You're not mentioning piston materials for your old-time examples, and I'm not enough in the know to, well -- know.
I'm guessing that steel is easier to plate in general than cast iron -- or at least most steel alloys. Cast iron is also a hyperutectic alloy, only carbon-iron. This makes it inherently granular I know from reading about it -- and working with the stuff just bears this out -- cast iron normally has little flakes of graphite, possible little crystals of iron carbide, all in a relatively soft steel matrix. But there's all sorts of other alloying materials, process variations, and heat treatments to confuse things, so saying something is "cast iron" puts it into a pretty broad class -- but every kind of cast iron involves an intimate mix of steel and other stuff, and you'd want the chrome to stick to all of that.

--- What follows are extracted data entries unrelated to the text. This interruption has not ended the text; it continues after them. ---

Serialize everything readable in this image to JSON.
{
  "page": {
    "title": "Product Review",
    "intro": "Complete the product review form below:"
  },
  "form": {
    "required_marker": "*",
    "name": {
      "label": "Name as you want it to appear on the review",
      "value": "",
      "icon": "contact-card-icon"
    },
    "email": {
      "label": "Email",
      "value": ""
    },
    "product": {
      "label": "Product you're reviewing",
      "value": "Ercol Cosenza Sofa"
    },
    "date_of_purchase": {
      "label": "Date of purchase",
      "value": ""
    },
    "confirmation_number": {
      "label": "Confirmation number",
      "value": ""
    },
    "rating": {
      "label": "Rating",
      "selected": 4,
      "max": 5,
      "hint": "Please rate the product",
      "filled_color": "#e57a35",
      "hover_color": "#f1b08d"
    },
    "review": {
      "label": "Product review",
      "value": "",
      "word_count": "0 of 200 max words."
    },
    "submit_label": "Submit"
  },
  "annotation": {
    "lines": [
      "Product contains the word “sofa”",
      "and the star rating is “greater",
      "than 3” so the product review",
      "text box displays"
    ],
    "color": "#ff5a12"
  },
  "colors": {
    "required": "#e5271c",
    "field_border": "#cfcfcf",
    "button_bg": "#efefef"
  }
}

I also have personal experience with my dad's shop selling cast hinges for antique cars (both cast iron and cast bronze). It was pretty much luck of the draw on whether a part would come out of the casting shop looking good, or with little pinholes all over it. This probably doesn't apply to what you're doing, because in that case it was due to variations in the process at the small casting company that we employed, leading to surface porosity in the otherwise perfectly good castings that they sold us.

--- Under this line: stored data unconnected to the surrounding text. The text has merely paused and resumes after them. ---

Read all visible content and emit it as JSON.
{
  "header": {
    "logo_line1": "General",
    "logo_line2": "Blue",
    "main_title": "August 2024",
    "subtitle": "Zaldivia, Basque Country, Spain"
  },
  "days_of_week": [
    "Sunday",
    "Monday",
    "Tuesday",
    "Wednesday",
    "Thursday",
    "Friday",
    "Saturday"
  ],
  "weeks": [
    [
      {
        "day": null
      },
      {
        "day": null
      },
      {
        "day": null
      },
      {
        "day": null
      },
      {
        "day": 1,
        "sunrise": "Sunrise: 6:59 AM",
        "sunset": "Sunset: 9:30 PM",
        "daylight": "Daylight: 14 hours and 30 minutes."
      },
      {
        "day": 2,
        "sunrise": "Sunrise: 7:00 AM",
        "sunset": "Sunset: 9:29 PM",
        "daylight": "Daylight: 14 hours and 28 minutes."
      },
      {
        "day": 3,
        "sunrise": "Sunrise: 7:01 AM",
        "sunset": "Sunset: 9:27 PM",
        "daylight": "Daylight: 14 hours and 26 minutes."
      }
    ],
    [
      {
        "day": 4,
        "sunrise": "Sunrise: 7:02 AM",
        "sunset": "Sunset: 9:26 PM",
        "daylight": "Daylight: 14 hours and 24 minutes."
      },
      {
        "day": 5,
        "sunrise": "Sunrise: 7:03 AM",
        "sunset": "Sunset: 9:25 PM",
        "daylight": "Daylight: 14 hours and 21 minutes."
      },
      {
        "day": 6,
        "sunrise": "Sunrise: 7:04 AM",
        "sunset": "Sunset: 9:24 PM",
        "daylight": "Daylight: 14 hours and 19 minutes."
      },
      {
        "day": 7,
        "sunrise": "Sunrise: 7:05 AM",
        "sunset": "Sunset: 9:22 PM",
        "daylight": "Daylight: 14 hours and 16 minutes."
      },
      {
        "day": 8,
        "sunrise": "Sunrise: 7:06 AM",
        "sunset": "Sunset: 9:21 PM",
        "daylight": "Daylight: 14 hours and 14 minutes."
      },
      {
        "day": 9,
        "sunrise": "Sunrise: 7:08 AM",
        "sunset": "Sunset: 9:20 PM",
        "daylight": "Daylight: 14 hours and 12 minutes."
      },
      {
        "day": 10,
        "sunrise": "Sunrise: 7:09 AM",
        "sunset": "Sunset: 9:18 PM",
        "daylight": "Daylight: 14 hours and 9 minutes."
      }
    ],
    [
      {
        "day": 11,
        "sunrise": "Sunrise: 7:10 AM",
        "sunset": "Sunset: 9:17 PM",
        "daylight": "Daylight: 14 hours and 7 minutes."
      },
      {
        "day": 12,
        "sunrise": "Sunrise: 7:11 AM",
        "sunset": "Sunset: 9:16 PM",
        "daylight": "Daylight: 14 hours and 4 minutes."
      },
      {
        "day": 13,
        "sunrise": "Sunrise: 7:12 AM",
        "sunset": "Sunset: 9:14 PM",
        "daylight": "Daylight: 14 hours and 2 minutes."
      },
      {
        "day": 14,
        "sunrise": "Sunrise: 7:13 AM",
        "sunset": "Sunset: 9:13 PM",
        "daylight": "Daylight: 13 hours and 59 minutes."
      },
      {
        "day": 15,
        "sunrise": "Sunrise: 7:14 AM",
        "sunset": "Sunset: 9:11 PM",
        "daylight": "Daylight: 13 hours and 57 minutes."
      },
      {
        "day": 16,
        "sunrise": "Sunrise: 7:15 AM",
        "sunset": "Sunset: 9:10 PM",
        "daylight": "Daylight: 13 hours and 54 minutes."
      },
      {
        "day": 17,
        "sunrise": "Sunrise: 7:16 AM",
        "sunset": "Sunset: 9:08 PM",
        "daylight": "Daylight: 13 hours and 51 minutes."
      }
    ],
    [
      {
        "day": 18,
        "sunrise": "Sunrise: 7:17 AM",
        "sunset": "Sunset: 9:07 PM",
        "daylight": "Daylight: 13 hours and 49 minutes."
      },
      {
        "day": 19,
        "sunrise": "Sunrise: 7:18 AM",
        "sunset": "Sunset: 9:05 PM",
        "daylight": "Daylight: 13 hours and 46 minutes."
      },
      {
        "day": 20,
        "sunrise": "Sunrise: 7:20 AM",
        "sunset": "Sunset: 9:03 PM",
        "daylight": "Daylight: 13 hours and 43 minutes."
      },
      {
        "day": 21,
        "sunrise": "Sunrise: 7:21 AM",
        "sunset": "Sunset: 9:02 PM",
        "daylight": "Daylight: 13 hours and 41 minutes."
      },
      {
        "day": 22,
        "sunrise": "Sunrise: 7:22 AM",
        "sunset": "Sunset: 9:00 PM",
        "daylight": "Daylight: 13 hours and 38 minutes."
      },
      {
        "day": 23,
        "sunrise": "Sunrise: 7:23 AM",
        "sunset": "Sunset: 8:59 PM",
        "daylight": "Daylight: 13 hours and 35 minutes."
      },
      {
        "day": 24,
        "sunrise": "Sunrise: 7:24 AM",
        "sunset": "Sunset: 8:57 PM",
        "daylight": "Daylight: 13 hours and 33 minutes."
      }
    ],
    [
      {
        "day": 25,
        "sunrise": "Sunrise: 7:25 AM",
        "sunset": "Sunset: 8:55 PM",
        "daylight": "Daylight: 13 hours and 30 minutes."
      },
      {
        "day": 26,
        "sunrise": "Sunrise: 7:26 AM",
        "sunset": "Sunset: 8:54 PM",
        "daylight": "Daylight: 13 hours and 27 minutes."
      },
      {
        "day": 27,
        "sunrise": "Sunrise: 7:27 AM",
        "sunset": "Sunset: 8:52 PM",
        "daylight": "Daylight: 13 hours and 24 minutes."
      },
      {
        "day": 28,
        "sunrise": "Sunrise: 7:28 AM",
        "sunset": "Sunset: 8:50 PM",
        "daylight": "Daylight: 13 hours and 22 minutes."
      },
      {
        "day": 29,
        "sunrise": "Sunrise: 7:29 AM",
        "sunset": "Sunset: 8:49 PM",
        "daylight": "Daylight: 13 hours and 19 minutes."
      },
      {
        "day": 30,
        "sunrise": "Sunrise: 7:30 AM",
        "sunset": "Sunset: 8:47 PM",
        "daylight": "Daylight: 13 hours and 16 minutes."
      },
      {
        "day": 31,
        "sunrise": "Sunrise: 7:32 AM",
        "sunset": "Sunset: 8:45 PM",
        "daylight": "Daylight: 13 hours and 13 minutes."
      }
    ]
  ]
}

On the other hand I know that it's harder to electroplate the inside of a cylinder, because you need to get an electrode inside the length of the cylinder, and you probably need to circulate your electroplate solution -- where those two difficulties balance, I don't know.
Will you be chrome-plating these yourself, or will you be going to a shop? If the latter, I'd say you should go to the shop with a piston and a sleeve in hand, and ask. If they'll deal with you at all, they'll tell you which one they'd rather work with, and if it's a shop that does hard chrome for industrial uses (which is what you're looking for) they'll probably also know what has the lowest coefficient of friction, to boot. If the former -- you have a long road ahead of you, and keep in mind that hexavalent chromium really is toxic, and any chromium is a boogeyman in the eyes of the (somewhat) environmentally conscious public. To me it'd be worth it to take stuff to a shop, just so the shop can bear the burden of filling out all the paperwork.